そのインフルエンザという言葉は、1782年イギリスでの流行の際に「インフルエンザ」の疾患名が世界的に広く使用されるようになり
定着したという。

インフルエンザに関する記述は古代ギリシアからあり、医学の父と称されるヒポクラテスが、インフルエンザの症状についての記録をしているという。
そして、アテネとスパルタとの間で戦われたペロポネソス戦争(B.C.430〜427年)は、アテネで大流行した疫病によりアテネの敗北で終結したとされるが、その疫病は、インフルエンザではないかと言われている。

ちなみに、1918年、当時第一次世界大戦の主戦場だった独仏国境の西部戦線で、インフルエンザによる被害としては史上最大となったスペインかぜによって、両軍兵士に多数の被害が出てこの為に戦争の終結が早まったとも言われいる。


日本においても、平安時代からインフルエンザの流行を示す記録がある。それは「咳逆」(しはぶき)という言葉で表されている。

源氏物語の夕顔で

この暁よりしはぶきやみに候らん、かしらいと痛くて苦しく

「朝から風邪を患って、頭がとても痛くて苦しい」という意味ですが、
「咳逆」(しはぶき)という言葉が使われている。

江戸時代になれば「はやりかぜ」と言われ、明治時代に「流行性感冒」という言葉が使われた。「感冒」という語源は不明だが、17世紀初頭に編纂された日本語-ポルトガル語辞書にcanbow(カンバウ)”という“感冒”の発音に似た風邪を意味するところがあるという。

インフルエンザウィルスは、膜の表面が2種類の突起で覆われており、
この突起は赤血球凝集素であるヘマグルチニン(Hemagglutinin)と
ノイラミニダーゼ(Neuraminidase)であり、それぞれの頭文字をとって
【H】と【N】と略される表現される。それらの組み合わせによって、
様々なタイプのインフルエンザウイルスが発生する。その組み合わせを
新しく繰り返していて、新たなタイプのインフルエンザウイルスが誕生する。


1918年から1919年にかけて、全世界で死者5000万人(日本で39万人)の死者を出したスペインかぜは「H1N1型」である。また、それは、鳥インフルエンザが由来していることがわかった。
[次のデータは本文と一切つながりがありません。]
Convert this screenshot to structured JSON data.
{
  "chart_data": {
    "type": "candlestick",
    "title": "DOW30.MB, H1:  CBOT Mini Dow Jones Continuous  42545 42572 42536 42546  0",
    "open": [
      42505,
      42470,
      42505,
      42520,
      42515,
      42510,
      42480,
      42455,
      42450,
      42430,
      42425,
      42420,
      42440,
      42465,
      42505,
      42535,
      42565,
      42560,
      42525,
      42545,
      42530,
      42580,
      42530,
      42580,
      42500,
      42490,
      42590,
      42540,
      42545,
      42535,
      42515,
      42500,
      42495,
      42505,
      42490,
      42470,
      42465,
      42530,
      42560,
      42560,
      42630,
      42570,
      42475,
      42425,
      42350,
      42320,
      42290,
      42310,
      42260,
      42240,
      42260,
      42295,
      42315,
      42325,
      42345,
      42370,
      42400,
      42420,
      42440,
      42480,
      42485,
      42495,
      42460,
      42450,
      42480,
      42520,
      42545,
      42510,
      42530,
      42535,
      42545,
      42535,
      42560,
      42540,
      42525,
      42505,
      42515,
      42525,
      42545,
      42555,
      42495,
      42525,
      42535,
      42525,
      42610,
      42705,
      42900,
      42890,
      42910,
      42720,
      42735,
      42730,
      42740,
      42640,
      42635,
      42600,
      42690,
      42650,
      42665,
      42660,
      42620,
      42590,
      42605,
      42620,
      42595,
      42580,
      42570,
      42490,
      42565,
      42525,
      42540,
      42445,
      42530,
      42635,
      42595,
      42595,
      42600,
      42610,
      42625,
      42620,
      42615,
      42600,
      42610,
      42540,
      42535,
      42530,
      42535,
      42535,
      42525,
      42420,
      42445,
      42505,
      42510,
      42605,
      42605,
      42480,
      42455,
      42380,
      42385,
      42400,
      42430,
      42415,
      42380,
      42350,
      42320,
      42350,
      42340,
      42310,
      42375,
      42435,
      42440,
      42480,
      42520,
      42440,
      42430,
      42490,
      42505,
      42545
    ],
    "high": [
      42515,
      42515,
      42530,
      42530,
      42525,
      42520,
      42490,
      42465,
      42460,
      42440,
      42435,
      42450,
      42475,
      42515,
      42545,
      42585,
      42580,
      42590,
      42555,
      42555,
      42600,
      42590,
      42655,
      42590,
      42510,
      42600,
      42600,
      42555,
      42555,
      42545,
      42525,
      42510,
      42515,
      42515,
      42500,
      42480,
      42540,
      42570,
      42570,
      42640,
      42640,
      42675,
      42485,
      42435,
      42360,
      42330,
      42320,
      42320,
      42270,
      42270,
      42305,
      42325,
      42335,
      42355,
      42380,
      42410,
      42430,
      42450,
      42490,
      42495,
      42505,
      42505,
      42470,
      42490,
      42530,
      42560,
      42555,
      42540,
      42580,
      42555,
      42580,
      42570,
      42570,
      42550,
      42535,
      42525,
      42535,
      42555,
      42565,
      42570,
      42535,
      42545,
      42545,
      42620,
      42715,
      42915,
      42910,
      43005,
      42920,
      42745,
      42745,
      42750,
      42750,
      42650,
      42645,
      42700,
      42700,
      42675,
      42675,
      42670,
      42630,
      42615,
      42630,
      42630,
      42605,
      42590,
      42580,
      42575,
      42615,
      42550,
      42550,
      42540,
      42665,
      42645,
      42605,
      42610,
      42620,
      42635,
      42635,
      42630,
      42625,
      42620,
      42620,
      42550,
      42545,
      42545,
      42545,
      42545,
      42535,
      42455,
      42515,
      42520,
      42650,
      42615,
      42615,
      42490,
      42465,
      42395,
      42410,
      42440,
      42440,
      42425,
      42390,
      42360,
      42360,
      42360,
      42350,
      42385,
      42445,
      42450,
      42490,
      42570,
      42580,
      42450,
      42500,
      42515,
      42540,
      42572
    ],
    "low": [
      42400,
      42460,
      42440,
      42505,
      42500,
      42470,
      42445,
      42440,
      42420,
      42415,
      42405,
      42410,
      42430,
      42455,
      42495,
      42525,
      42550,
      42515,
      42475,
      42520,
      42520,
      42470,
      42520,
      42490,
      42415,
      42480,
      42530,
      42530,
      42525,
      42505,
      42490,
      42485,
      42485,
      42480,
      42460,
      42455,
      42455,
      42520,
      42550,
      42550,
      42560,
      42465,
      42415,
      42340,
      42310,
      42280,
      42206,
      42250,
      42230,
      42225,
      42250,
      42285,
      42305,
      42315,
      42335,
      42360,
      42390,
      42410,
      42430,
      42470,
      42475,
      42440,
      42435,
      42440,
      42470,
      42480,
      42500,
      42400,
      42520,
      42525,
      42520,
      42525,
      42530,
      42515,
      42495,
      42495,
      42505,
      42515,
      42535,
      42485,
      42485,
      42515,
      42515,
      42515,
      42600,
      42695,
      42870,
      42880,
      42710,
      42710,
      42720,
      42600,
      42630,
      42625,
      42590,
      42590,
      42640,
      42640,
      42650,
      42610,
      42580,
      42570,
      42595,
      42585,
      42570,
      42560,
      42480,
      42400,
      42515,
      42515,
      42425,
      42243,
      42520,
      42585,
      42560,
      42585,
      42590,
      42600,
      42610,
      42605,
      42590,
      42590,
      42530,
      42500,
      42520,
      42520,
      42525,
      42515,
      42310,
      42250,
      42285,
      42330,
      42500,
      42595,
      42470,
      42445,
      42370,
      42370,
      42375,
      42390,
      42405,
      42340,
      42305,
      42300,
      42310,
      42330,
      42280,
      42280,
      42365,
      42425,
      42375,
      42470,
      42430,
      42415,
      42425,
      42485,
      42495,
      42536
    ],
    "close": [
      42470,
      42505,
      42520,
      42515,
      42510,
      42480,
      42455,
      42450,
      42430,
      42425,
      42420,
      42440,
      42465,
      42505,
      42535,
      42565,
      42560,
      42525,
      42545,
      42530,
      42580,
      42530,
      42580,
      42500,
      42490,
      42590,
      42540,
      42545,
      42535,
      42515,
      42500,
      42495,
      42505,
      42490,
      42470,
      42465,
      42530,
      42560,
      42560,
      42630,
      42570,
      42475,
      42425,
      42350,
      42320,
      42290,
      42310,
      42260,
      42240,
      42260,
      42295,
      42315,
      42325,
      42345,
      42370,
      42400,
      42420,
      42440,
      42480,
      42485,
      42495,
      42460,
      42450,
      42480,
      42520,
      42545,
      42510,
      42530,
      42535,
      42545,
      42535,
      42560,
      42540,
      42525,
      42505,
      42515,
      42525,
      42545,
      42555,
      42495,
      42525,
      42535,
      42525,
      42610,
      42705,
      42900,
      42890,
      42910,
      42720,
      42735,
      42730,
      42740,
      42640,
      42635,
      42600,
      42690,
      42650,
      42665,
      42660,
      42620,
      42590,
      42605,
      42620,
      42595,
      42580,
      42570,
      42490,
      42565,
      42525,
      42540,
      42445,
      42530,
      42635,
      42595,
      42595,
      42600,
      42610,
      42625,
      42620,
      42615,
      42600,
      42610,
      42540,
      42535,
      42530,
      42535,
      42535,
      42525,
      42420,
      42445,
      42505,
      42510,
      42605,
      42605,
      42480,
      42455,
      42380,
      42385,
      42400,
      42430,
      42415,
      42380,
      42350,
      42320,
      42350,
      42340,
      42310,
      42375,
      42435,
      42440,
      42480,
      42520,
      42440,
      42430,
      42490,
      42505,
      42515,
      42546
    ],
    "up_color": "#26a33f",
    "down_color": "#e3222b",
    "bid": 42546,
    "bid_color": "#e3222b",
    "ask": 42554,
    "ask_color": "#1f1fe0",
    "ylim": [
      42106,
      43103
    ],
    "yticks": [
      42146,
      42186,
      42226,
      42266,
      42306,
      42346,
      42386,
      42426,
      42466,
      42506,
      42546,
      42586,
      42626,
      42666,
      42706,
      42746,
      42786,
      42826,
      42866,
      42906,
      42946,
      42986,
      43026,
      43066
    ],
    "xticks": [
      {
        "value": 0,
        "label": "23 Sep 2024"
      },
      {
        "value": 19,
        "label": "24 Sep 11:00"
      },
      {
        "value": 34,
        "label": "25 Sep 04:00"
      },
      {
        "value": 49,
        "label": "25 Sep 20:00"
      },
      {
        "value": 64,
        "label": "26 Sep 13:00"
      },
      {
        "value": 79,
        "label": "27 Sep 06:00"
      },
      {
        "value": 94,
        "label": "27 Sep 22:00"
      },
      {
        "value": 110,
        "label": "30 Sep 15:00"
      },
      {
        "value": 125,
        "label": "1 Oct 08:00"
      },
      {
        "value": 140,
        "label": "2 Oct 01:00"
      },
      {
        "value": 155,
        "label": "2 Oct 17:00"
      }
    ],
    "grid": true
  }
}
スペインかぜは、それまでヒトに感染しなかったトリインフルエンザウイルスが突然変異し、受容体がヒトに感染する形に変化するようになったものと考えられている。
最近、世界で広がっている鳥インフルエンザは「H5N1型」であり、病原性が強く、いつこのタイプの鳥インフルエンザがヒトからヒトに感染するインフルエンザに変異するのは時間の問題と言われ、この新型インフルエンザの抗体を人類は持ち合わせていないので、スペインかぜの時のような世界的大流行が懸念されている。

普通の人で、できる事と言えば、うがいをして手を洗って、体力を保つぐらいでしかない。それでも感染し発病する可能性は大いにあるが、感染リスクを避けるためにはそれしかないだろう。